To get a more precise idea of the nature of this ‘Dark Continent’ involving the invisible and web search engines, read what Wikipedia has to say about the Deep Web. The figures are attention grabbers – the size of the open web is 167 terabytes. The Invisible Web is estimated at 91,000 terabytes. Check this out – the Library of Congress, in 1997, was figured to have close to 3,000 terabytes!
How do we get to this mother load of information?
That’s what this post is all about. Let’s get to know a few resources which will be our deep diving vessel for the Invisible Web. Some of these are invisible web search engines with specifically indexed information.
Infomine has been built by a pool of libraries in the United States. Some of them are University of California, Wake Forest University, California State University, and the University of Detroit. Infomine ‘mines’ information from databases, electronic journals, electronic books, bulletin boards, mailing lists, online library card catalogs, articles, directories of researchers, and many other resources.
You can search by subject category and further tweak your search using the search options. Infomine is not only a standalone search engine for the Deep Web but also a staging point for a lot of other reference information. Check out its Other Search Tools and General Reference links at the bottom.
This is considered to be the oldest catalog on the web and was started by started by Tim Berners-Lee, the creator of the web. So, isn’t it strange that it finds a place in the list of Invisible Web resources? Maybe, but the WWW Virtual Library lists quite a lot of relevant resources on quite a lot of subjects. You can go vertically into the categories or use the search bar. The screenshot shows the alphabetical arrangement of subjects covered at the site.

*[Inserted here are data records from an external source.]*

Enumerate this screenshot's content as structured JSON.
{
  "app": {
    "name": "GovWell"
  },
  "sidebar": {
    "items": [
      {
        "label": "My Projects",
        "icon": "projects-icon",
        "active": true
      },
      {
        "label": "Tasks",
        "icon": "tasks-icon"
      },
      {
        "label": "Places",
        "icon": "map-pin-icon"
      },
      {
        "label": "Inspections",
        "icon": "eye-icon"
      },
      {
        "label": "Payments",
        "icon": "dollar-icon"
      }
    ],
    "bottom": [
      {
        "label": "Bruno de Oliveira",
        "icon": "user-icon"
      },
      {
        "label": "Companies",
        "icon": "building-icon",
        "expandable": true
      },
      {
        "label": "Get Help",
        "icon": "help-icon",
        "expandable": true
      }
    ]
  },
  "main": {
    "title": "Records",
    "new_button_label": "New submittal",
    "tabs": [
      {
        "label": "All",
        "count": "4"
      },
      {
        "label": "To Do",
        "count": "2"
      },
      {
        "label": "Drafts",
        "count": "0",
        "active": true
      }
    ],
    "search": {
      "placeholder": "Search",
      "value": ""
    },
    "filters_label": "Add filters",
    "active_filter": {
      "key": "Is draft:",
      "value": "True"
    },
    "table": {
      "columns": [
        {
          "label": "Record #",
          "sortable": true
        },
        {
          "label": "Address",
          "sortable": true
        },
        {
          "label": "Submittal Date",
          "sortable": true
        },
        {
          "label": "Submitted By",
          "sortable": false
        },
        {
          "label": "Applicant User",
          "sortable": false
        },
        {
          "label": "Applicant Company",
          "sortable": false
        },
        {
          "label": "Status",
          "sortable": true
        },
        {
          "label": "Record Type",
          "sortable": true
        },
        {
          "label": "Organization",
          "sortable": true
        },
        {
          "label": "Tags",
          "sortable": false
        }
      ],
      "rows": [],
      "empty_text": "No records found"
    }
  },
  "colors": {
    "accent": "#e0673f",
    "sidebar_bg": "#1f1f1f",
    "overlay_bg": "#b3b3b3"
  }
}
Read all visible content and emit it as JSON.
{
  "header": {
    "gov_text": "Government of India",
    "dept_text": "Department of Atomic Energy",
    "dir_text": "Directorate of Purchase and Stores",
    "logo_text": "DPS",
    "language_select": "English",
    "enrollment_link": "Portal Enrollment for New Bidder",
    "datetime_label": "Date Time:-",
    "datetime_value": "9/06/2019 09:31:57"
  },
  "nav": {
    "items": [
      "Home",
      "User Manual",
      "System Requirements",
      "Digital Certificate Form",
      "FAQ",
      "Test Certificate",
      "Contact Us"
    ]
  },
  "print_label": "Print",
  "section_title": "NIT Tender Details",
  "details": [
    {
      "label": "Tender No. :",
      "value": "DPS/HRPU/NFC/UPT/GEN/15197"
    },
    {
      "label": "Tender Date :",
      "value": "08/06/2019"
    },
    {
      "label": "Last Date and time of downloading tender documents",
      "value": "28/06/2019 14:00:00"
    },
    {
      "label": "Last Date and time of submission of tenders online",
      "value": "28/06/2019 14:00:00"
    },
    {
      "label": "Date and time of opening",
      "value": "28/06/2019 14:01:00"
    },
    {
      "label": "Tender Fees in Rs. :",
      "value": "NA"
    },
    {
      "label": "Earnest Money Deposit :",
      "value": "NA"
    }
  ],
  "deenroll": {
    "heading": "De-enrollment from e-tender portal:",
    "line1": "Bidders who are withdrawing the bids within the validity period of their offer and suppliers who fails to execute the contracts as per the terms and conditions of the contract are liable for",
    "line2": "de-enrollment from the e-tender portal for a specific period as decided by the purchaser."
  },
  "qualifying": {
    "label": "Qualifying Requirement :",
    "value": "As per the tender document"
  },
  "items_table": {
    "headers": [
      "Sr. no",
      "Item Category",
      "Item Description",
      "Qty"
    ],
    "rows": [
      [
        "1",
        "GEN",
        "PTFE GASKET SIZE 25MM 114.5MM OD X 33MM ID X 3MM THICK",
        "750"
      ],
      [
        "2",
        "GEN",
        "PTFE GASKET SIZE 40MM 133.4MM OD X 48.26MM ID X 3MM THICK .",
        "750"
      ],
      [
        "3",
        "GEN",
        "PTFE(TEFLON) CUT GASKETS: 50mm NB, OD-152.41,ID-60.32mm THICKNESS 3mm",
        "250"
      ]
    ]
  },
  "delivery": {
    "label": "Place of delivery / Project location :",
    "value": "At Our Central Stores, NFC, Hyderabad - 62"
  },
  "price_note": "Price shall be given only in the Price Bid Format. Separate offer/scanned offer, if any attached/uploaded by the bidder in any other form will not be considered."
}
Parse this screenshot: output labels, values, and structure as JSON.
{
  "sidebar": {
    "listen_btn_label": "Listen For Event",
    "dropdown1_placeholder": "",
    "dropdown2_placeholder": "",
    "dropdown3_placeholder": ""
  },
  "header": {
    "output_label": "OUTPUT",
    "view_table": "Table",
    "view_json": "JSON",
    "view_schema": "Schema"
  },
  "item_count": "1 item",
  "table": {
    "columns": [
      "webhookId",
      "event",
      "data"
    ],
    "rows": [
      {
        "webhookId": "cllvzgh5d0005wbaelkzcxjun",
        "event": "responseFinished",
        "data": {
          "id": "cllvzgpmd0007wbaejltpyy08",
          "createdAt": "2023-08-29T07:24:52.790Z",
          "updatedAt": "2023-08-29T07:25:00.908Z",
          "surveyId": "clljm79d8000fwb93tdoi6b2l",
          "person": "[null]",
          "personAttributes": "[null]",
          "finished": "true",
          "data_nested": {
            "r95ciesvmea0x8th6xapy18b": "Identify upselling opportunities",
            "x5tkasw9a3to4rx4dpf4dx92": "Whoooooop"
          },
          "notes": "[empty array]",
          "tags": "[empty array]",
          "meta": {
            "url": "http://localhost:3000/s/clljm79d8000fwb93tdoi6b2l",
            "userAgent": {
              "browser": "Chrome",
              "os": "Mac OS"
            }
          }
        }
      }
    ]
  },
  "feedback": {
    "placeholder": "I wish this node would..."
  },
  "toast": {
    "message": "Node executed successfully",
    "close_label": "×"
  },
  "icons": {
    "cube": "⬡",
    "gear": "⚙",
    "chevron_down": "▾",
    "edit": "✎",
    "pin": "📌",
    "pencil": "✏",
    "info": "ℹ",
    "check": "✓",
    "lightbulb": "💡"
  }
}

Intute is UK centric, but it has some of the most esteemed universities of the region providing the resources for study and research. You can browse by subject or do a keyword search for academic topics like agriculture to veterinary medicine. The online service has subject specialists who review and index other websites that cater to the topics for study and research.
Intute also provides free of cost over 60 free online tutorials to learn effective internet research skills. Tutorials are step by step guides and are arranged around specific subjects.
Complete Planet calls itself the ‘front door to the Deep Web’. This free and well designed directory resource makes it easy to access the mass of dynamic databases that are cloaked from a general purpose search. The databases indexed by Complete Planet number around 70,000 and range from Agriculture to Weather. Also thrown in are databases like Food & Drink and Military.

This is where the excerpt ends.